Chesterton sabe burlarse con sutileza de la escritura pomposa y de la grandilocuencia ensimismada; entiende que el trabajo estilístico no es un añadido decorativo sino una deriva natural de lo bien pensado: “Tenía un estilo tan elevado –dice de algún colega orgulloso del garbo de su jerga–, que sus ideas no llegaban hasta allá.” Con modesto decoro, escribió narraciones y ensayos cuya claridad y fuerza hoy parecen casi inconcebibles, pues en estas épocas oscuras no sabemos reconocer la diferencia entre lo intrincado y lo zafio, lo prosaico, la falsa suntuosidad del texto que pretende ser literario: “La literatura es un lujo, la ficción una necesidad”, escribió como negándose a conceder a la delicada penetración psicológica de sus cuentos y novelas una condición superior a la estricta obligación de contar y entretener.

Porque lo suyo es eso, divertir pensando, hacer de una sentencia menos un veredicto inapelable que ocasión de pasmo: “Un niño debe ir a la escuela para estudiar el carácter de sus maestros.” Chesterton cree, como los viejos autores de antaño, en la autoridad del diálogo, en la ventaja de la ventilación de las ideas frente a la inoportuna aparición del prejuicio; se opone a la fragilidad de la intransigencia en favor de la provechosa provocación intelectual del humor: “Tal vez la principal objeción a una pelea es que interrumpe una discusión.” Y así, borgeanamente, la palabra discusión, tanto en el escritor inglés como en el argentino, delata una de las más valiosas condiciones de la naturaleza humana, término al que ya es hora de despojar de su acepción de altercado o violenta disputa para refrendarlo como el espacio donde la esgrima de la inteligencia tiene ocasión de mostrar sus destrezas y sus poderes persuasivos.

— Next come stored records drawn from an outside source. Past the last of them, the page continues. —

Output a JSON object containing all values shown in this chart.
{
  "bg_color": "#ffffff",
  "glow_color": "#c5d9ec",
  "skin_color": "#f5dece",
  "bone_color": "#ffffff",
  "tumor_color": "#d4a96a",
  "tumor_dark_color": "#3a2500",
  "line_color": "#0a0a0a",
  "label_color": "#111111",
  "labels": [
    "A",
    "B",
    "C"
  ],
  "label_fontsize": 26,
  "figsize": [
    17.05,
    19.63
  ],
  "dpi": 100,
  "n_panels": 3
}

Como un esbozo de sensatez en el pensamiento moderno, la literatura de Chesterton, tradicional y conservadora si se lo quiere ver así, pero aderezada por la amenidad y el flujo constante de una prosa construida a partir de la reflexión y la perplejidad, incide con frecuencia en frases que devuelven los asuntos, en especial los políticamente correctos, a su verdadera dimensión, luego de provocar un encontronazo entre sus máximas inapelables y el sentido común: “Si no podemos amar a nuestro barbero (a quien hemos visto), ¿cómo podemos amar a los japoneses, a los que no hemos visto?”

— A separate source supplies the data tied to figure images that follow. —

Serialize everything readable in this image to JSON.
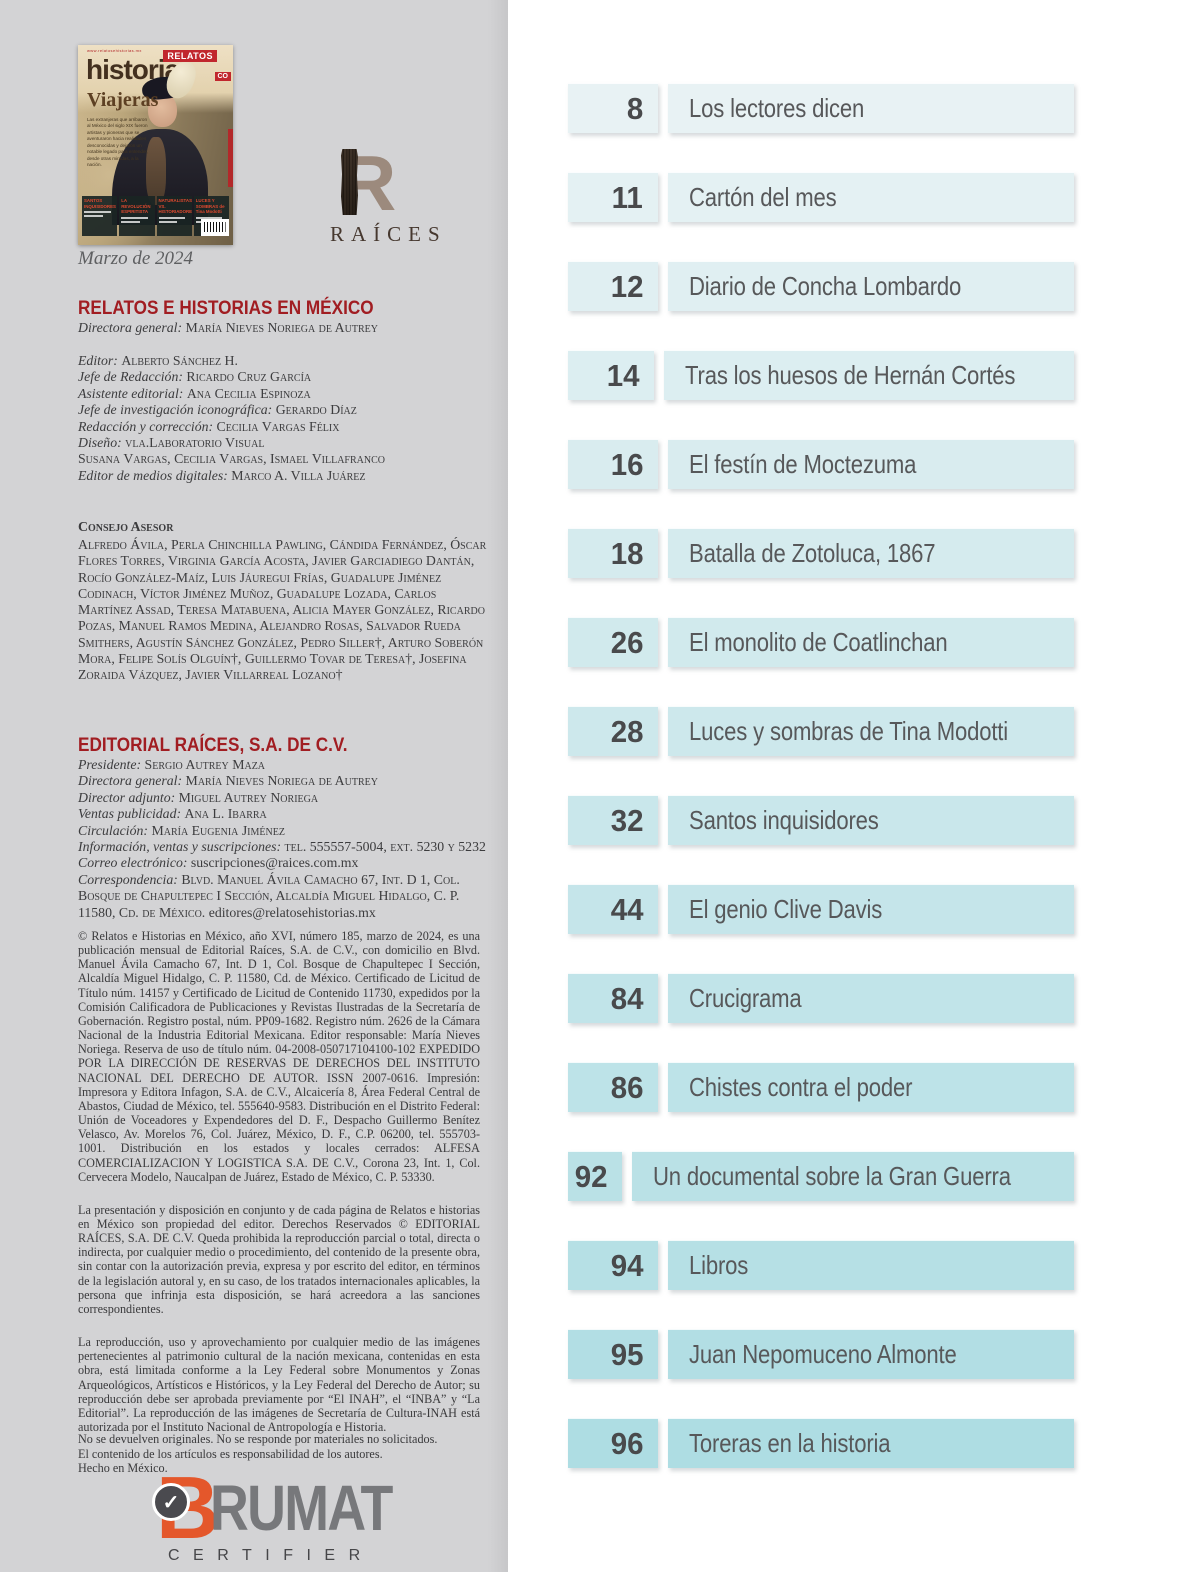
{
  "page": {
    "panel_background": "#d3d3d5",
    "accent_red": "#a11d22",
    "toc_text": "#57585a"
  },
  "cover": {
    "date_caption": "Marzo de 2024",
    "url": "www.relatosehistorias.mx",
    "masthead_relatos": "RELATOS",
    "masthead_historias": "historias",
    "masthead_mexico": "CO",
    "headline": "Viajeras",
    "deck": "Las extranjeras que arribaron al México del siglo XIX fueron artistas y pioneras que se aventuraron hacia realidades desconocidas y dejaron un notable legado para entender, desde otras miradas, a la nación.",
    "teasers": [
      {
        "title": "SANTOS INQUISIDORES"
      },
      {
        "title": "LA REVOLUCIÓN ESPIRITISTA"
      },
      {
        "title": "NATURALISTAS VS. HISTORIADORES"
      },
      {
        "title": "LUCES Y SOMBRAS de Tina Modotti"
      }
    ]
  },
  "raices_logo": {
    "letter": "R",
    "wordmark": "RAÍCES"
  },
  "masthead": {
    "title": "RELATOS E HISTORIAS EN MÉXICO",
    "head_lines": [
      {
        "label": "Directora general: ",
        "value_sc": "María Nieves Noriega de Autrey"
      }
    ],
    "lines": [
      {
        "label": "Editor: ",
        "value_sc": "Alberto Sánchez H."
      },
      {
        "label": "Jefe de Redacción: ",
        "value_sc": "Ricardo Cruz García"
      },
      {
        "label": "Asistente editorial: ",
        "value_sc": "Ana Cecilia Espinoza"
      },
      {
        "label": "Jefe de investigación iconográfica: ",
        "value_sc": "Gerardo Díaz"
      },
      {
        "label": "Redacción y corrección: ",
        "value_sc": "Cecilia Vargas Félix"
      },
      {
        "label": "Diseño: ",
        "value_sc": "vla.Laboratorio Visual"
      },
      {
        "label": "",
        "value_sc": "Susana Vargas, Cecilia Vargas, Ismael Villafranco"
      },
      {
        "label": "Editor de medios digitales: ",
        "value_sc": "Marco A. Villa Juárez"
      }
    ]
  },
  "consejo": {
    "heading": "Consejo Asesor",
    "members": "Alfredo Ávila, Perla Chinchilla Pawling, Cándida Fernández, Óscar Flores Torres, Virginia García Acosta, Javier Garciadiego Dantán, Rocío González-Maíz, Luis Jáuregui Frías, Guadalupe Jiménez Codinach, Víctor Jiménez Muñoz, Guadalupe Lozada, Carlos Martínez Assad, Teresa Matabuena, Alicia Mayer González, Ricardo Pozas, Manuel Ramos Medina, Alejandro Rosas, Salvador Rueda Smithers, Agustín Sánchez González, Pedro Siller†, Arturo Soberón Mora, Felipe Solís Olguín†, Guillermo Tovar de Teresa†, Josefina Zoraida Vázquez, Javier Villarreal Lozano†"
  },
  "editorial": {
    "title": "EDITORIAL RAÍCES, S.A. DE C.V.",
    "lines": [
      {
        "label": "Presidente: ",
        "value_sc": "Sergio Autrey Maza"
      },
      {
        "label": "Directora general: ",
        "value_sc": "María Nieves Noriega de Autrey"
      },
      {
        "label": "Director adjunto: ",
        "value_sc": "Miguel Autrey Noriega"
      },
      {
        "label": "Ventas publicidad: ",
        "value_sc": "Ana L. Ibarra"
      },
      {
        "label": "Circulación: ",
        "value_sc": "María Eugenia Jiménez"
      },
      {
        "label": "Información, ventas y suscripciones: ",
        "value_sc": "tel. 555557-5004, ext. 5230 y 5232"
      },
      {
        "label": "Correo electrónico: ",
        "value_plain": "suscripciones@raices.com.mx"
      },
      {
        "label": "Correspondencia: ",
        "value_sc": "Blvd. Manuel Ávila Camacho 67, Int. D 1, Col. Bosque de Chapultepec I Sección, Alcaldía Miguel Hidalgo, C. P. 11580, Cd. de México.",
        "value_plain": " editores@relatosehistorias.mx"
      }
    ]
  },
  "legal": {
    "paragraphs": [
      "© Relatos e Historias en México, año XVI, número 185, marzo de 2024, es una publicación mensual de Editorial Raíces, S.A. de C.V., con domicilio en Blvd. Manuel Ávila Camacho 67, Int. D 1, Col. Bosque de Chapultepec I Sección, Alcaldía Miguel Hidalgo, C. P. 11580, Cd. de México. Certificado de Licitud de Título núm. 14157 y Certificado de Licitud de Contenido 11730, expedidos por la Comisión Calificadora de Publicaciones y Revistas Ilustradas de la Secretaría de Gobernación. Registro postal, núm. PP09-1682. Registro núm. 2626 de la Cámara Nacional de la Industria Editorial Mexicana. Editor responsable: María Nieves Noriega. Reserva de uso de título núm. 04-2008-050717104100-102 EXPEDIDO POR LA DIRECCIÓN DE RESERVAS DE DERECHOS DEL INSTITUTO NACIONAL DEL DERECHO DE AUTOR. ISSN 2007-0616. Impresión: Impresora y Editora Infagon, S.A. de C.V., Alcaicería 8, Área Federal Central de Abastos, Ciudad de México, tel. 555640-9583. Distribución en el Distrito Federal: Unión de Voceadores y Expendedores del D. F., Despacho Guillermo Benítez Velasco, Av. Morelos 76, Col. Juárez, México, D. F., C.P. 06200, tel. 555703-1001. Distribución en los estados y locales cerrados: ALFESA COMERCIALIZACION Y LOGISTICA S.A. DE C.V., Corona 23, Int. 1, Col. Cervecera Modelo, Naucalpan de Juárez, Estado de México, C. P. 53330.",
      "La presentación y disposición en conjunto y de cada página de Relatos e historias en México son propiedad del editor. Derechos Reservados © EDITORIAL RAÍCES, S.A. DE C.V. Queda prohibida la reproducción parcial o total, directa o indirecta, por cualquier medio o procedimiento, del contenido de la presente obra, sin contar con la autorización previa, expresa y por escrito del editor, en términos de la legislación autoral y, en su caso, de los tratados internacionales aplicables, la persona que infrinja esta disposición, se hará acreedora a las sanciones correspondientes.",
      "La reproducción, uso y aprovechamiento por cualquier medio de las imágenes pertenecientes al patrimonio cultural de la nación mexicana, contenidas en esta obra, está limitada conforme a la Ley Federal sobre Monumentos y Zonas Arqueológicos, Artísticos e Históricos, y la Ley Federal del Derecho de Autor; su reproducción debe ser aprobada previamente por “El INAH”, el “INBA” y “La Editorial”. La reproducción de las imágenes de Secretaría de Cultura-INAH está autorizada por el Instituto Nacional de Antropología e Historia."
    ],
    "notes": [
      "No se devuelven originales. No se responde por materiales no solicitados.",
      "El contenido de los artículos es responsabilidad de los autores.",
      "Hecho en México."
    ]
  },
  "brumat": {
    "b_letter": "B",
    "check": "✓",
    "name": "RUMAT",
    "sub": "CERTIFIER",
    "orange": "#e4572b"
  },
  "toc": {
    "color_start": "#e8f2f4",
    "color_end": "#aedde3",
    "items": [
      {
        "number": "8",
        "title": "Los lectores dicen"
      },
      {
        "number": "11",
        "title": "Cartón del mes"
      },
      {
        "number": "12",
        "title": "Diario de Concha Lombardo"
      },
      {
        "number": "14",
        "title": "Tras los huesos de Hernán Cortés"
      },
      {
        "number": "16",
        "title": "El festín de Moctezuma"
      },
      {
        "number": "18",
        "title": "Batalla de Zotoluca, 1867"
      },
      {
        "number": "26",
        "title": "El monolito de Coatlinchan"
      },
      {
        "number": "28",
        "title": "Luces y sombras de Tina Modotti"
      },
      {
        "number": "32",
        "title": "Santos inquisidores"
      },
      {
        "number": "44",
        "title": "El genio Clive Davis"
      },
      {
        "number": "84",
        "title": "Crucigrama"
      },
      {
        "number": "86",
        "title": "Chistes contra el poder"
      },
      {
        "number": "92",
        "title": "Un documental sobre la Gran Guerra"
      },
      {
        "number": "94",
        "title": "Libros"
      },
      {
        "number": "95",
        "title": "Juan Nepomuceno Almonte"
      },
      {
        "number": "96",
        "title": "Toreras en la historia"
      }
    ]
  }
}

Asimismo, es muy famosa y ha sido reproducida muchas veces una breve página periodística suya, publicada en 1910 en algún diario londinense, donde examina una “idea” promovida desde el Parlamento: la de rapar a todos los niños pobres de la ciudad para evitar la expansión de los piojos. Con lúcida ironía, Chesterton advierte que los políticos “proponen suprimir los cabellos: parece que no han pensado en suprimir los piojos”,
lo que nos llevaría, dice, a arrancarles sin misericordia la nariz a todos los niños y niñas pobres de Inglaterra, pues, generalmente, la exhiben sucia y mocosa. De ahí salta a la reflexión de que se ha desviado el examen y la posible solución de la pobreza, distrayéndose en medidas superficiales y clasistas; no sólo eso, se pretende pasar por alto el orgullo natural que puede sentir una niña o su madre por la generosa frondosidad de su cabellera, para terminar anatemizando a las “tiranías crapulosas” que toman medidas contra los efectos y no contra la verdadera causa: la inequidad social.

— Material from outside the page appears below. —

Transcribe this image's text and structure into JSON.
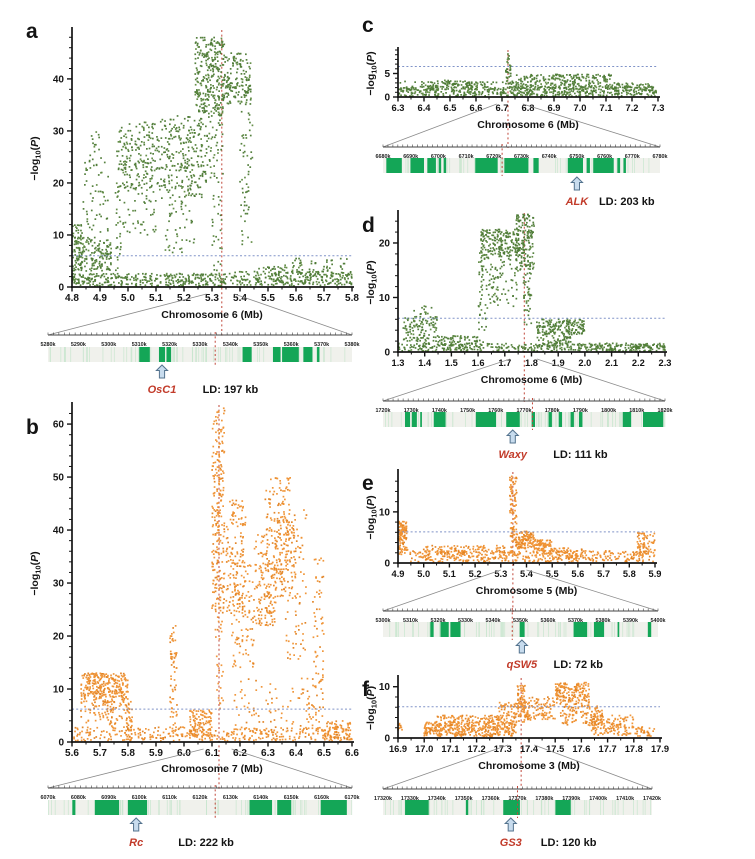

Católico como era en un país anglicano, magnánimo en su imaginación de la paradoja como la clave secreta de la verdad (su novela más conocida, El hombre que fue jueves, es la historia del infiltrado en una secta que descubre que toda la organización está compuesta por infiltrados), la veta aforística de Chesterton lo revela como el detector de la íntima lógica del absurdo (“Sólo el bígamo cree de verdad en el matrimonio”), como el militante de un humor que se sabe menos pródigo en respuestas que en la formulación de las preguntas adecuadas: “Ustedes, los vegetarianos, ¿no sienten remordimiento cuando ven una planta carnívora?”